Cut prices and offer inventive eating options, Qatar hotels told

For illustrative purposes only

Chantelle D'mello

For illustrative purposes only

Qatar hotels will need to slash room rates and offer more interesting dining options to attract guests during the ongoing economic slowdown, a new report has said.

More than a third of all hotel rooms in Qatar are predicted to sit empty by the end of this year, according to US-based Colliers International.

In its latest report on Qatar’s hospitality sector, the real estate company noted that demand fell during the second quarter of this year.

 

Excerpt from Doha Q2 2016 review - hotels

Colliers International

Excerpt from Doha Q2 2016 review – hotels

This was due to a drop in oil prices, a slower economy and Ramadan, the firm said.

And in the first quarter of this year, government figures showed hotel occupancy at 70 percent – down some 14 percent from the same period in 2015.

This is despite a record number of visitors to Qatar in March – more than 300,000 in one month, the Qatar Tourism Authority (QTA) said at the time.

More empty rooms is a trend that’s expected to continue through the rest of 2016, with occupancy rates forecast to hover around 64 percent by December.

That would signify a drop of 11 percent based on figures for the same period last year.

However, the report noted that Qatar’s hotels are still doing brisker business than other Gulf cities that rely heavily on corporate stays.

Competition heating up

To help it stand out in this new market, venues will need to think of more inventive dining options, Colliers said, continuing:

“If successfully implemented, F&B revenue can account for as much as room revenue, or even more in some cases. Having a more attractive F&B offering will also lead to a more appealing property.”

Another way hotels can attract visitors is by dropping prices.

Photo for illustrative purposes only.

Lesley Walker

Photo for illustrative purposes only.

According to Colliers, the cost of staying in a hotel in Doha is expected to fall 7 percent from last year’s prices, to an average of US$182 (around QR660) by year-end.

For luxury hotels, corporate bookings are expected to continue to make up some three-quarters of hotel reservations.

But discounts through online booking sites will become increasingly important to hotels that wish to attract more guests, Colliers said.

Building boom

Despite falling demand, the building spree of hotels and apartments in Qatar continues.
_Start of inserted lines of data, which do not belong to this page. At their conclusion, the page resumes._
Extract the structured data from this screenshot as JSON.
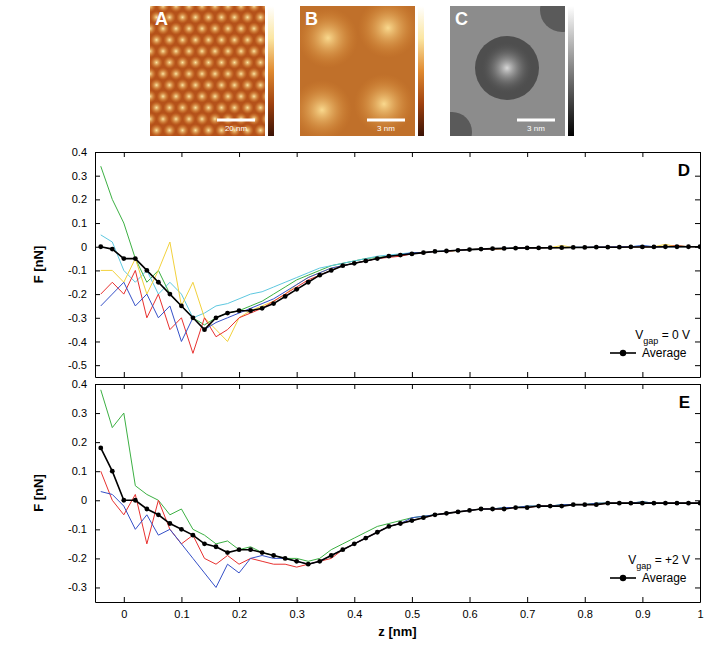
{
  "images": [
    {
      "label": "A",
      "scale_bar": "20 nm"
    },
    {
      "label": "B",
      "scale_bar": "3 nm"
    },
    {
      "label": "C",
      "scale_bar": "3 nm"
    }
  ],
  "chart_data": [
    {
      "type": "line",
      "panel": "D",
      "y_label": "F [nN]",
      "tick_labels": "y",
      "legend": "lower right",
      "annotation": [
        "V",
        "gap",
        " = 0 V"
      ],
      "x": [
        -0.04,
        -0.02,
        0,
        0.02,
        0.04,
        0.06,
        0.08,
        0.1,
        0.12,
        0.14,
        0.16,
        0.18,
        0.2,
        0.22,
        0.24,
        0.26,
        0.28,
        0.3,
        0.32,
        0.34,
        0.36,
        0.38,
        0.4,
        0.42,
        0.44,
        0.46,
        0.48,
        0.5,
        0.52,
        0.54,
        0.56,
        0.58,
        0.6,
        0.62,
        0.64,
        0.66,
        0.68,
        0.7,
        0.72,
        0.74,
        0.76,
        0.78,
        0.8,
        0.82,
        0.84,
        0.86,
        0.88,
        0.9,
        0.92,
        0.94,
        0.96,
        0.98,
        1.0
      ],
      "xlim": [
        -0.05,
        1.0
      ],
      "xticks": [
        0,
        0.1,
        0.2,
        0.3,
        0.4,
        0.5,
        0.6,
        0.7,
        0.8,
        0.9,
        1
      ],
      "ylim": [
        -0.55,
        0.4
      ],
      "yticks": [
        -0.5,
        -0.4,
        -0.3,
        -0.2,
        -0.1,
        0,
        0.1,
        0.2,
        0.3,
        0.4
      ],
      "series": [
        {
          "color": "#3cb043",
          "values": [
            0.34,
            0.2,
            0.1,
            -0.05,
            -0.15,
            -0.1,
            -0.2,
            -0.25,
            -0.3,
            -0.33,
            -0.3,
            -0.28,
            -0.27,
            -0.25,
            -0.23,
            -0.2,
            -0.17,
            -0.14,
            -0.12,
            -0.1,
            -0.08,
            -0.07,
            -0.06,
            -0.05,
            -0.045,
            -0.04,
            -0.035,
            -0.03,
            -0.025,
            -0.02,
            -0.02,
            -0.015,
            -0.012,
            -0.01,
            -0.01,
            -0.008,
            -0.006,
            -0.005,
            -0.005,
            -0.004,
            -0.004,
            -0.003,
            -0.003,
            -0.002,
            -0.002,
            -0.001,
            -0.001,
            0,
            0,
            0,
            0.005,
            0,
            0
          ]
        },
        {
          "color": "#5ec8e0",
          "values": [
            0.05,
            0.02,
            -0.1,
            -0.15,
            -0.1,
            -0.2,
            -0.15,
            -0.2,
            -0.3,
            -0.28,
            -0.25,
            -0.24,
            -0.22,
            -0.2,
            -0.19,
            -0.17,
            -0.15,
            -0.13,
            -0.11,
            -0.09,
            -0.08,
            -0.07,
            -0.06,
            -0.05,
            -0.04,
            -0.035,
            -0.03,
            -0.025,
            -0.025,
            -0.02,
            -0.018,
            -0.015,
            -0.012,
            -0.01,
            -0.008,
            -0.007,
            -0.006,
            -0.005,
            -0.004,
            -0.004,
            -0.003,
            -0.002,
            -0.002,
            -0.001,
            -0.001,
            0,
            0,
            0.005,
            0,
            0,
            0,
            0,
            0
          ]
        },
        {
          "color": "#f2d13c",
          "values": [
            -0.1,
            -0.1,
            -0.15,
            -0.05,
            -0.2,
            -0.1,
            0.02,
            -0.25,
            -0.15,
            -0.3,
            -0.35,
            -0.4,
            -0.3,
            -0.27,
            -0.25,
            -0.23,
            -0.2,
            -0.16,
            -0.13,
            -0.11,
            -0.09,
            -0.08,
            -0.07,
            -0.06,
            -0.05,
            -0.04,
            -0.035,
            -0.03,
            -0.025,
            -0.02,
            -0.02,
            -0.015,
            -0.012,
            -0.01,
            -0.01,
            -0.008,
            -0.006,
            -0.005,
            -0.004,
            -0.004,
            0.005,
            -0.003,
            -0.002,
            -0.002,
            -0.001,
            -0.001,
            0,
            0,
            0,
            0.01,
            0,
            0,
            0
          ]
        },
        {
          "color": "#e8312f",
          "values": [
            -0.2,
            -0.15,
            -0.2,
            -0.1,
            -0.3,
            -0.2,
            -0.35,
            -0.3,
            -0.45,
            -0.3,
            -0.38,
            -0.35,
            -0.3,
            -0.28,
            -0.26,
            -0.23,
            -0.2,
            -0.17,
            -0.14,
            -0.12,
            -0.1,
            -0.08,
            -0.07,
            -0.06,
            -0.05,
            -0.045,
            -0.04,
            -0.03,
            -0.025,
            -0.02,
            -0.02,
            -0.015,
            -0.012,
            -0.01,
            -0.01,
            -0.008,
            -0.006,
            -0.005,
            -0.005,
            -0.004,
            -0.004,
            -0.003,
            -0.003,
            -0.002,
            -0.002,
            -0.001,
            -0.001,
            0,
            0,
            0,
            0.005,
            0,
            0
          ]
        },
        {
          "color": "#3550c8",
          "values": [
            -0.25,
            -0.2,
            -0.15,
            -0.25,
            -0.2,
            -0.3,
            -0.25,
            -0.4,
            -0.3,
            -0.35,
            -0.32,
            -0.3,
            -0.28,
            -0.26,
            -0.24,
            -0.22,
            -0.19,
            -0.16,
            -0.13,
            -0.11,
            -0.09,
            -0.08,
            -0.07,
            -0.06,
            -0.05,
            -0.04,
            -0.035,
            -0.025,
            -0.025,
            -0.02,
            -0.018,
            -0.015,
            -0.012,
            -0.01,
            -0.008,
            -0.007,
            -0.006,
            -0.005,
            -0.004,
            -0.004,
            -0.003,
            -0.002,
            -0.002,
            -0.001,
            -0.001,
            0,
            0,
            0.005,
            0,
            0,
            0,
            0,
            0
          ]
        },
        {
          "name": "Average",
          "color": "#000000",
          "marker": "circle",
          "values": [
            0,
            -0.01,
            -0.05,
            -0.05,
            -0.1,
            -0.15,
            -0.2,
            -0.25,
            -0.3,
            -0.35,
            -0.3,
            -0.28,
            -0.27,
            -0.27,
            -0.26,
            -0.24,
            -0.21,
            -0.18,
            -0.15,
            -0.12,
            -0.1,
            -0.08,
            -0.07,
            -0.06,
            -0.05,
            -0.04,
            -0.035,
            -0.03,
            -0.025,
            -0.02,
            -0.018,
            -0.015,
            -0.012,
            -0.01,
            -0.008,
            -0.007,
            -0.006,
            -0.005,
            -0.005,
            -0.004,
            -0.004,
            -0.003,
            -0.003,
            -0.002,
            -0.002,
            -0.002,
            -0.001,
            -0.001,
            -0.001,
            0,
            0,
            0,
            0
          ]
        }
      ]
    },
    {
      "type": "line",
      "panel": "E",
      "x_label": "z [nm]",
      "y_label": "F [nN]",
      "legend": "lower right",
      "annotation": [
        "V",
        "gap",
        " = +2 V"
      ],
      "x": [
        -0.04,
        -0.02,
        0,
        0.02,
        0.04,
        0.06,
        0.08,
        0.1,
        0.12,
        0.14,
        0.16,
        0.18,
        0.2,
        0.22,
        0.24,
        0.26,
        0.28,
        0.3,
        0.32,
        0.34,
        0.36,
        0.38,
        0.4,
        0.42,
        0.44,
        0.46,
        0.48,
        0.5,
        0.52,
        0.54,
        0.56,
        0.58,
        0.6,
        0.62,
        0.64,
        0.66,
        0.68,
        0.7,
        0.72,
        0.74,
        0.76,
        0.78,
        0.8,
        0.82,
        0.84,
        0.86,
        0.88,
        0.9,
        0.92,
        0.94,
        0.96,
        0.98,
        1.0
      ],
      "xlim": [
        -0.05,
        1.0
      ],
      "xticks": [
        0,
        0.1,
        0.2,
        0.3,
        0.4,
        0.5,
        0.6,
        0.7,
        0.8,
        0.9,
        1
      ],
      "ylim": [
        -0.35,
        0.4
      ],
      "yticks": [
        -0.3,
        -0.2,
        -0.1,
        0,
        0.1,
        0.2,
        0.3,
        0.4
      ],
      "series": [
        {
          "color": "#3cb043",
          "values": [
            0.38,
            0.25,
            0.3,
            0.05,
            0.02,
            0,
            -0.05,
            -0.03,
            -0.1,
            -0.12,
            -0.15,
            -0.14,
            -0.17,
            -0.16,
            -0.18,
            -0.19,
            -0.2,
            -0.2,
            -0.21,
            -0.2,
            -0.17,
            -0.15,
            -0.13,
            -0.11,
            -0.09,
            -0.08,
            -0.07,
            -0.06,
            -0.055,
            -0.05,
            -0.045,
            -0.04,
            -0.035,
            -0.03,
            -0.03,
            -0.025,
            -0.025,
            -0.02,
            -0.02,
            -0.02,
            -0.015,
            -0.015,
            -0.015,
            -0.01,
            -0.01,
            -0.01,
            -0.01,
            -0.005,
            -0.01,
            -0.01,
            -0.01,
            -0.01,
            -0.01
          ]
        },
        {
          "color": "#e8312f",
          "values": [
            0.1,
            0,
            -0.05,
            0.02,
            -0.15,
            0,
            -0.1,
            -0.15,
            -0.12,
            -0.2,
            -0.22,
            -0.19,
            -0.22,
            -0.2,
            -0.21,
            -0.22,
            -0.22,
            -0.23,
            -0.22,
            -0.21,
            -0.2,
            -0.17,
            -0.15,
            -0.13,
            -0.11,
            -0.09,
            -0.08,
            -0.07,
            -0.06,
            -0.05,
            -0.045,
            -0.04,
            -0.035,
            -0.03,
            -0.03,
            -0.03,
            -0.025,
            -0.025,
            -0.02,
            -0.02,
            -0.02,
            -0.015,
            -0.015,
            -0.015,
            -0.01,
            -0.01,
            -0.01,
            -0.01,
            -0.01,
            -0.01,
            -0.01,
            -0.01,
            -0.01
          ]
        },
        {
          "color": "#3550c8",
          "values": [
            0.03,
            0.02,
            -0.02,
            -0.1,
            -0.05,
            -0.12,
            -0.1,
            -0.15,
            -0.2,
            -0.25,
            -0.3,
            -0.22,
            -0.25,
            -0.2,
            -0.19,
            -0.2,
            -0.2,
            -0.21,
            -0.22,
            -0.21,
            -0.19,
            -0.17,
            -0.15,
            -0.13,
            -0.11,
            -0.09,
            -0.08,
            -0.06,
            -0.055,
            -0.05,
            -0.045,
            -0.04,
            -0.035,
            -0.03,
            -0.03,
            -0.025,
            -0.025,
            -0.02,
            -0.02,
            -0.02,
            -0.015,
            -0.015,
            -0.015,
            -0.01,
            -0.01,
            -0.01,
            -0.01,
            -0.005,
            -0.01,
            -0.01,
            -0.01,
            -0.01,
            -0.01
          ]
        },
        {
          "name": "Average",
          "color": "#000000",
          "marker": "circle",
          "values": [
            0.18,
            0.1,
            0,
            0,
            -0.03,
            -0.05,
            -0.08,
            -0.1,
            -0.12,
            -0.15,
            -0.16,
            -0.18,
            -0.17,
            -0.17,
            -0.18,
            -0.19,
            -0.2,
            -0.21,
            -0.22,
            -0.21,
            -0.19,
            -0.17,
            -0.15,
            -0.13,
            -0.11,
            -0.09,
            -0.08,
            -0.07,
            -0.06,
            -0.05,
            -0.045,
            -0.04,
            -0.035,
            -0.03,
            -0.03,
            -0.03,
            -0.025,
            -0.025,
            -0.02,
            -0.02,
            -0.02,
            -0.015,
            -0.015,
            -0.015,
            -0.01,
            -0.01,
            -0.01,
            -0.01,
            -0.01,
            -0.01,
            -0.01,
            -0.01,
            -0.01
          ]
        }
      ]
    }
  ]
}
Some 538 new hotel rooms became available in the second quarter of this year, following the opening of new businesses including the Centro Capital Doha in Bin Mahmoud.

That takes the total number of rooms in Qatar to 16,243.

Construction of Mondrian Hotel Doha, Sept. 2015

Lesley Walker

Construction of Mondrian Hotel Doha, Sept. 2015

By the end of 2018, a slew of new hospitality launches is expected to cause the number of rooms to grow by more than 7,000, to 23,567.

Next year is set to be one of the busiest years for new openings, with 14 hotels  planned to launch, according to a separate new report by Tophotelprojects.

In the pipeline for a 2017 opening are venues including the Pullman Doha West Bay, JW Marriott West Bay, Hilton Garden Inn Doha Al Sadd and the Millennium Plaza Doha, which will be in the Barwa Al Sadd development on C-Ring Road.

With 41 hotel projects in total in the works, Doha is the third-busiest city in the MENA region for hospitality construction, the report noted.

Dubai came first, with 133 projects, while the Saudi city of Riyadh was second with 47 hotels .

However, Colliers noted that more than 20 percent of planned projects have already been delayed by at least a year.

This has affected a number of landmark hotels across town. That includes the Mandarin Oriental in Musheireb, which pushed back its original 2014 opening date by two years.

Meanwhile, the Mondrian hotel by Lagoona Mall is set to open this year, its website says, following multiple delays.